Deferred tax liabilities are recognized for all taxable timing differences. Deferred tax assets are recognized for deductible timing differences only to the extent that there is reasonable certainty that sufficient future taxable income will be available against which such deferred tax assets can be realized.

f. Revenue Recognition:

Revenue from Professional fees & Consultancy charges, Income from Brokerage & other operations are recognized as and when there is reasonable certainty of its ultimate realization and on completion of the assignment.

Dividend:

Dividend Income is recognized when the Company's right to receive is established by the reporting date.

g. Foreign Currency Transactions

Transactions in foreign currencies are recorded at the exchange rate prevailing on the date of transactions.

Foreign currency current assets and current liabilities outstanding at the year end are translated at the year end exchange rate and unrealized exchange gain or loss is recognized in the Statement of Profit and Loss.

Realized exchange gain/loss on foreign transactions during the year is recognized in the Statement of Profit and Loss.

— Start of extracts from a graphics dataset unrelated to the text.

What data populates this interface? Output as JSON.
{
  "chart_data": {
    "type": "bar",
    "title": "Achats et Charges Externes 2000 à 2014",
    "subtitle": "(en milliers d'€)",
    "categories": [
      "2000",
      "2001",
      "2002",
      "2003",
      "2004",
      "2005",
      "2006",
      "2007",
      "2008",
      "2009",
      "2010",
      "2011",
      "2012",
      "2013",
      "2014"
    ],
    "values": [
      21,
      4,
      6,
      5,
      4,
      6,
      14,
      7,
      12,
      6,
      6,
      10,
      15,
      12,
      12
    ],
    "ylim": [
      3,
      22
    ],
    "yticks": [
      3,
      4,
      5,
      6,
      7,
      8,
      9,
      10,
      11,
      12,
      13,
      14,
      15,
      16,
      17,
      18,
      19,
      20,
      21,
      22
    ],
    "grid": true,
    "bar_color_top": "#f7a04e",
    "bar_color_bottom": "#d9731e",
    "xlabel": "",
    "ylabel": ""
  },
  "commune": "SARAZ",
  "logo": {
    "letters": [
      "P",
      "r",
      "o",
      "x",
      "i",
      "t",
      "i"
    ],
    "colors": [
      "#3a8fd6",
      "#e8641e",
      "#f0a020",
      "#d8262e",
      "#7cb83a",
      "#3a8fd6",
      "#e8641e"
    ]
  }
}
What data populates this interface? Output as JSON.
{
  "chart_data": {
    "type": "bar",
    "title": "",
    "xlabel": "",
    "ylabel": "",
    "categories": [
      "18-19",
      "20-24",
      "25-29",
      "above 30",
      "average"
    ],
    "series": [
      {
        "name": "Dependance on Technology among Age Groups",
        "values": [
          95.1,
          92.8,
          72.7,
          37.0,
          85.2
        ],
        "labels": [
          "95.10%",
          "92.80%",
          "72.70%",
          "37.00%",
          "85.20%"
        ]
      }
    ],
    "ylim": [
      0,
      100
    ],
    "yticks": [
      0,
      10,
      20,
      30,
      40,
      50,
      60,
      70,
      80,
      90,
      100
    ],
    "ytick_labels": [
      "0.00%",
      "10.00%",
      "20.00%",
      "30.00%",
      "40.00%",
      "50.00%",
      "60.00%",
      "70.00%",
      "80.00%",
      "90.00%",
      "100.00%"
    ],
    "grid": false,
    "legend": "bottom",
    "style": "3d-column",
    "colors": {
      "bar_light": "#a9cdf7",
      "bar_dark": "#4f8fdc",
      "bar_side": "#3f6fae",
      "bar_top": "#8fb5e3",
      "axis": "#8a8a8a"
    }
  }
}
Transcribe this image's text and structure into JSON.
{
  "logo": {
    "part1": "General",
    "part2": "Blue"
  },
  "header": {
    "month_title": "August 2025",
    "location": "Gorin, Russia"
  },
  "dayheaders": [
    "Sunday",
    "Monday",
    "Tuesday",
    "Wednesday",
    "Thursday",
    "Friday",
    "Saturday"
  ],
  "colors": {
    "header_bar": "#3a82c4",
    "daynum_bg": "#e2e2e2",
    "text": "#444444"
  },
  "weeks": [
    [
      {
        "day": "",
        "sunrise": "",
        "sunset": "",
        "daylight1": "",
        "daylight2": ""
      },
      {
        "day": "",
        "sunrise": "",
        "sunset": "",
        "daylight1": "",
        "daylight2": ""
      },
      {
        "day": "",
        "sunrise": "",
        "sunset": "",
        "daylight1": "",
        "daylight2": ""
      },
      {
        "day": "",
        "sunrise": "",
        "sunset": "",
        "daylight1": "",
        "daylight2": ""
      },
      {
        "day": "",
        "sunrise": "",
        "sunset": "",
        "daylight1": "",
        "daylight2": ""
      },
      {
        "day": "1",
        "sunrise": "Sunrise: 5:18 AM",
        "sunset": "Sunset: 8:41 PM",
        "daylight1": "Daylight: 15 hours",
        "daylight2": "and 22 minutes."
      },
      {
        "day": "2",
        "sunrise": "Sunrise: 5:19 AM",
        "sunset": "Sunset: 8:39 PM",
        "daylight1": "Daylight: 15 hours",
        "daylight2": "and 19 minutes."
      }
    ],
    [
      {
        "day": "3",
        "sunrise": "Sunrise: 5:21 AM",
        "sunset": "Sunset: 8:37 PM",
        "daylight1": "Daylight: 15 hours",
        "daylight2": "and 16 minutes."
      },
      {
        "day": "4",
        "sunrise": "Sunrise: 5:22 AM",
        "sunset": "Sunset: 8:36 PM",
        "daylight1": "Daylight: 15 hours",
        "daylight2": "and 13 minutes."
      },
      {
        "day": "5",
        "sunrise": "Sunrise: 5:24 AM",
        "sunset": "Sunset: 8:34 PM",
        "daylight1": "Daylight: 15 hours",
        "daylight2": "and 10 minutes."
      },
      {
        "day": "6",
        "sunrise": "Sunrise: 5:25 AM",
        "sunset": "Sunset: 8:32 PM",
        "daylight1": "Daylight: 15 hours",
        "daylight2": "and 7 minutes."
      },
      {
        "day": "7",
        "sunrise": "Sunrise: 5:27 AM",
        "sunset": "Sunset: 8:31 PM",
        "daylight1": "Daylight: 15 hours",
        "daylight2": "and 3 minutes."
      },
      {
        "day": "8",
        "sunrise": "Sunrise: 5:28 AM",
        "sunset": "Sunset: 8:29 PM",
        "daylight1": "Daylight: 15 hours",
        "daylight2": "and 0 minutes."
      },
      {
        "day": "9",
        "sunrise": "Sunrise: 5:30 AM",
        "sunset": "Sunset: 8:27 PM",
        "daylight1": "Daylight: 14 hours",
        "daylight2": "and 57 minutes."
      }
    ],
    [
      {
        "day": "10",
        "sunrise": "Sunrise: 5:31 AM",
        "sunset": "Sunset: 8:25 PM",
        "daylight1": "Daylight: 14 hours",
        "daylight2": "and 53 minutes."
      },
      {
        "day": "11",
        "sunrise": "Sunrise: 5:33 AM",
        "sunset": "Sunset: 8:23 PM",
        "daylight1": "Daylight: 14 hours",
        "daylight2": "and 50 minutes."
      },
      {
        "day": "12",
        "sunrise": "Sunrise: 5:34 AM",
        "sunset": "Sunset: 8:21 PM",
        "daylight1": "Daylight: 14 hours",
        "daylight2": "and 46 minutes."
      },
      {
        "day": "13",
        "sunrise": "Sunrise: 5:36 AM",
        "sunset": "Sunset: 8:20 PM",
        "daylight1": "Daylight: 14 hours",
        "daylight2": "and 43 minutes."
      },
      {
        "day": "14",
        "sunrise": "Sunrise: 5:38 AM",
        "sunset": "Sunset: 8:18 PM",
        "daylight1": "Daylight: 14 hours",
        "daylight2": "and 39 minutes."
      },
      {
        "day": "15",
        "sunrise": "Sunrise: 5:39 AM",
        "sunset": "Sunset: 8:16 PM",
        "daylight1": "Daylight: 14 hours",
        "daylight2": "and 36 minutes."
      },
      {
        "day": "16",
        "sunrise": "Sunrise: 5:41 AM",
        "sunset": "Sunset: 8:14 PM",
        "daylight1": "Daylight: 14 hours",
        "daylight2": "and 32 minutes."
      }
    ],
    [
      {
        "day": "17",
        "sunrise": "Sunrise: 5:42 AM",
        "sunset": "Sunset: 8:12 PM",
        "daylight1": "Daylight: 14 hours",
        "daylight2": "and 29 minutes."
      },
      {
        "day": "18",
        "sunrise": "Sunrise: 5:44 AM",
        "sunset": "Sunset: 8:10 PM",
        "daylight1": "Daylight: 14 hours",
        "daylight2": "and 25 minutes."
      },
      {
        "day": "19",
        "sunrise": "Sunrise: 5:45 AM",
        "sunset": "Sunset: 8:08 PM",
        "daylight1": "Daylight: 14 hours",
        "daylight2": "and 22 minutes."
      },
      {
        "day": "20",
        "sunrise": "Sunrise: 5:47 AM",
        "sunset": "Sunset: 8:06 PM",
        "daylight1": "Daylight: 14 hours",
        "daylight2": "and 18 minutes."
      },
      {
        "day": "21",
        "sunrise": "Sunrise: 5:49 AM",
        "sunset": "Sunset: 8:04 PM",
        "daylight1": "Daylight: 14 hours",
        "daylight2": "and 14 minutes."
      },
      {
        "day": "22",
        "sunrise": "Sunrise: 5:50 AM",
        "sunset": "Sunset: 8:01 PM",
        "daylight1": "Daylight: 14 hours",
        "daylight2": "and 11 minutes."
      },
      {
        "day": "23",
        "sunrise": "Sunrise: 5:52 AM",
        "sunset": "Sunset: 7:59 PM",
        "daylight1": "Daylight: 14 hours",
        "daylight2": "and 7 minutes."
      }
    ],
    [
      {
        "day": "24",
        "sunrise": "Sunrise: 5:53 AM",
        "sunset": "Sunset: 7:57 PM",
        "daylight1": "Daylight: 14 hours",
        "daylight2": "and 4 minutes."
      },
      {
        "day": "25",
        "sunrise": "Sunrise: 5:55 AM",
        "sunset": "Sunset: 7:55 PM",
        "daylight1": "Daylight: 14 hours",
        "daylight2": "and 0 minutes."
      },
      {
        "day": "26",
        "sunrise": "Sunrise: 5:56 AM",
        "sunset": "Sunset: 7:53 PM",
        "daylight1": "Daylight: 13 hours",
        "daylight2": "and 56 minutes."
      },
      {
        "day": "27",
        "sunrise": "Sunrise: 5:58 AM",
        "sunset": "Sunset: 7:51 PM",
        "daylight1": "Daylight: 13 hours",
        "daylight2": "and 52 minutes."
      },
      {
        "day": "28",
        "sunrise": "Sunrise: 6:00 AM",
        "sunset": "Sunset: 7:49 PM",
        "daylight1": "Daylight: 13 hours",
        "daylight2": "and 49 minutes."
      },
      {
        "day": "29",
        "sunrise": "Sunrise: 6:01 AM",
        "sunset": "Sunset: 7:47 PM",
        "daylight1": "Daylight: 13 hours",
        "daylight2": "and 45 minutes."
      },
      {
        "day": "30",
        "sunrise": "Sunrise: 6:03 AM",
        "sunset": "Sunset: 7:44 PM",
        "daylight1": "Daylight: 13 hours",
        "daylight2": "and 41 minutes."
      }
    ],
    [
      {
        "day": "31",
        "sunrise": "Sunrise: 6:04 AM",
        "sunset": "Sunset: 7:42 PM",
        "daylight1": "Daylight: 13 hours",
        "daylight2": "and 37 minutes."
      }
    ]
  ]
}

h. Derivative Transactions:

In accordance with the ICAI announcement, derivatives contracts, other than foreign contracts covered under AS 11, are marked to market on a portfolio basis, and the loss if any, after considering the offsetting effect of gain on the underlying hedged item, is charged to the Statement of Profit & Loss.

i. Stock in Trade:

Stocks of shares are valued at the lower of cost arrived on weighted average basis or fair value.

j. Employee Benefits:

i) Short term employee benefits are charged off at the undiscounted amount in the year in which the related service is rendered.

ii) The company is exempted from Payment of Gratuity Act, 1972 in view of its strength of employees being less than threshold limit attracting the applicability of the said statute and as such no provision has been made for the said liability.

iii) Leave Encashment is not provided for on actuarial basis in view of the employees being less than 10 and the same is charged on actual basis.

k. Provisions, Contingent Liabilities & Contingent Assets:

Provisions involving substantial degree of estimation in measurement are recognized when there is present obligation as a result of past event and it is probable that there will be outflow of resources. Contingent liabilities are not recognized but are disclosed in the notes. Contingent assets are neither recognized nor disclosed in the financial statements. Provisions, Contingent Liabilities and Contingent Assets are reviewed at each Balance Sheet date.

l. Earnings per Share:

Basic Earnings per share are calculated by dividing the net profit or loss for the period attributable to equity shareholders (after deducting preference dividends and attributable taxes) by the weighted average number of equity shares outstanding during the period. For the purpose of calculating diluted earning per share, the net profit or loss for the period attributable to equity shareholders and the weighted average number of shares outstanding during the period are adjusted for the effects of all dilutive potential equity shares.